Em sua maior parte, essas crianças, que cedo começaram a trabalhar, seguiram pela vida exercendo profissões humildes, às vezes perigosas. Deles saíram carregadores, serventes, faxineiros, garagistas e porteiros. Outros foram trabalhar na estiva e em outras pesadas tarefas portuárias. Mas alguns foram mais longe - lutaram, estudaram e venceram, conquistando merecidamente um lugar ao sol. Ocuparam ou ocupam ainda funções de destaque no complexo comercial da terra santista.

Tenho o prazer e a honra de contar com a amizade de um antigo jornaleiro, criatura boníssima, que dedica a vida à prática do Bem - aposentado do alto cargo de superintendente de importante firma estrangeira do comércio cafeeiro. Sua infância, conta ele, decorreu no bairro do Saboó.

Deixo aqui suas iniciais: R. P. - quem puder que adivinhe!

***

Santos cresceu, transformando-se em importante centro comercial. Seu progresso acabou com várias coisas que a tornavam típica - entre as quais o pequeno vendedor de jornal.

Hoje, vender jornais e revistas é atividade comercial como outra qualquer. E rendosa, acrescente-se.
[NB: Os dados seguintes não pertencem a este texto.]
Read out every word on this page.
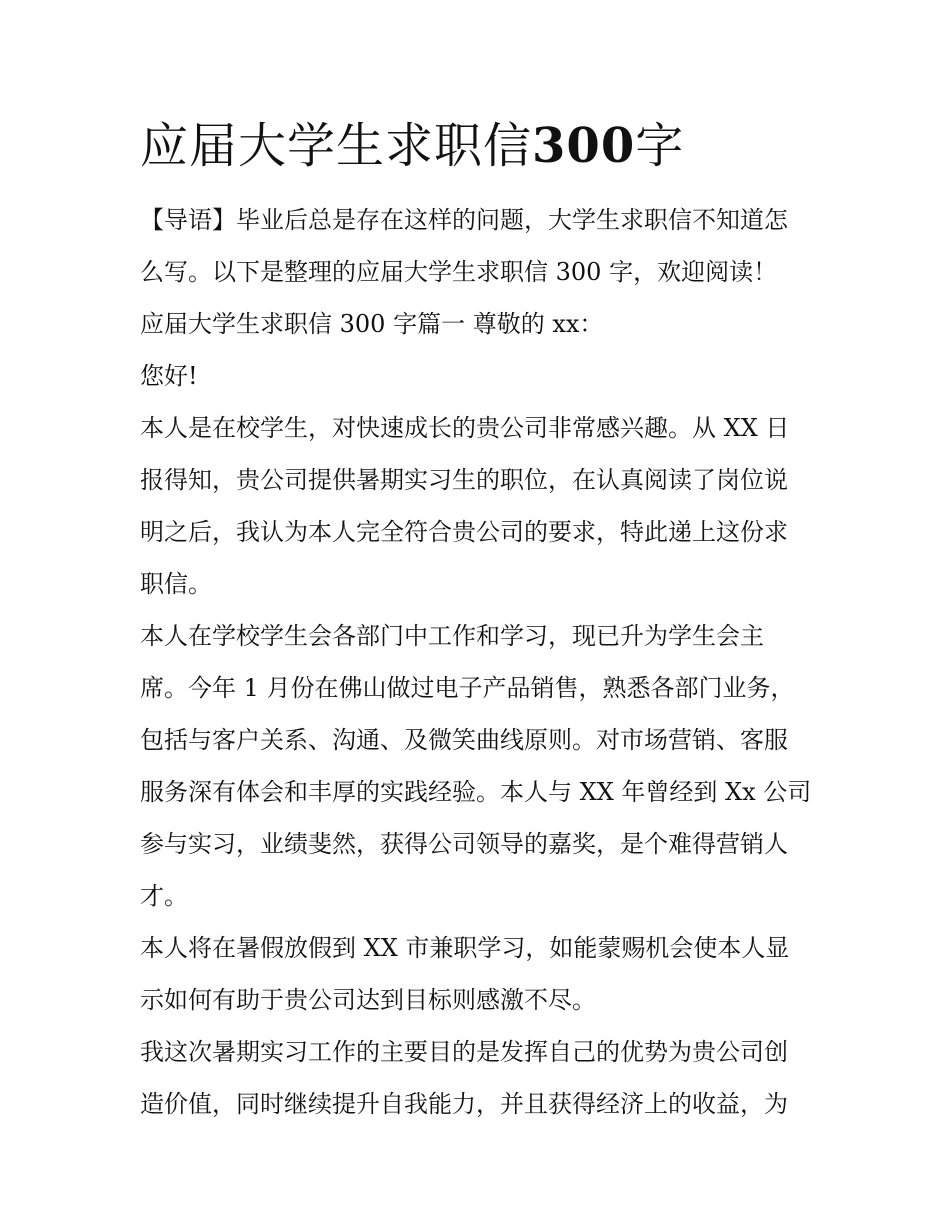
应届大学生求职信300字
【导语】毕业后总是存在这样的问题，大学生求职信不知道怎
么写。以下是整理的应届大学生求职信 300 字，欢迎阅读！
应届大学生求职信 300 字篇一 尊敬的 xx：
您好!
本人是在校学生，对快速成长的贵公司非常感兴趣。从 XX 日
报得知，贵公司提供暑期实习生的职位，在认真阅读了岗位说
明之后，我认为本人完全符合贵公司的要求，特此递上这份求
职信。
本人在学校学生会各部门中工作和学习，现已升为学生会主
席。今年 1 月份在佛山做过电子产品销售，熟悉各部门业务，
包括与客户关系、沟通、及微笑曲线原则。对市场营销、客服
服务深有体会和丰厚的实践经验。本人与 XX 年曾经到 Xx 公司
参与实习，业绩斐然，获得公司领导的嘉奖，是个难得营销人
才。
本人将在暑假放假到 XX 市兼职学习，如能蒙赐机会使本人显
示如何有助于贵公司达到目标则感激不尽。
我这次暑期实习工作的主要目的是发挥自己的优势为贵公司创
造价值，同时继续提升自我能力，并且获得经济上的收益，为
É exercida em bancas funcionais, de metal, algumas mal localizadas, atrapalhando o trânsito.

O jornaleiro, que enfeitava e sonorizava a paisagem citadina com seu pregão, é coisa do Passado...


Cartão postal que circulava em 1913, quando surgiam os primeiros jornaleiros (ou tribuneiros, por apregoarem as manchetes do jornal A Tribuna), mostra o antigo Largo do Rosário, atual Praça Rui Barbosa, visto desde a Rua General Câmara, tendo à direita a então Rua de Santo António, futura Rua do Comércio, então fechada por tapume, para obras de alargamento. 
Um dos meninos em primeiro plano nessa imagem exibe um exemplar de A Tribuna
O outro está com exemplar da revista O Malho
Foto: Acervo José Carlos Silvares/Santos Ontem

(*) Ignácio Rosas de Oliveira, do Instituto Histórico e Geográfico de Santos.

Nota do editor do Almanaque da Baixada Santista, publicada com a matéria: "Este trabalho é de autoria de Ignácio Rosas de Oliveira, nosso distinto colaborador desde o número inicial, deploravelmente desaparecido em 1972. Publicando-o, tributamos carinhosa homenagem á memória do nosso talentoso colaborador e colega".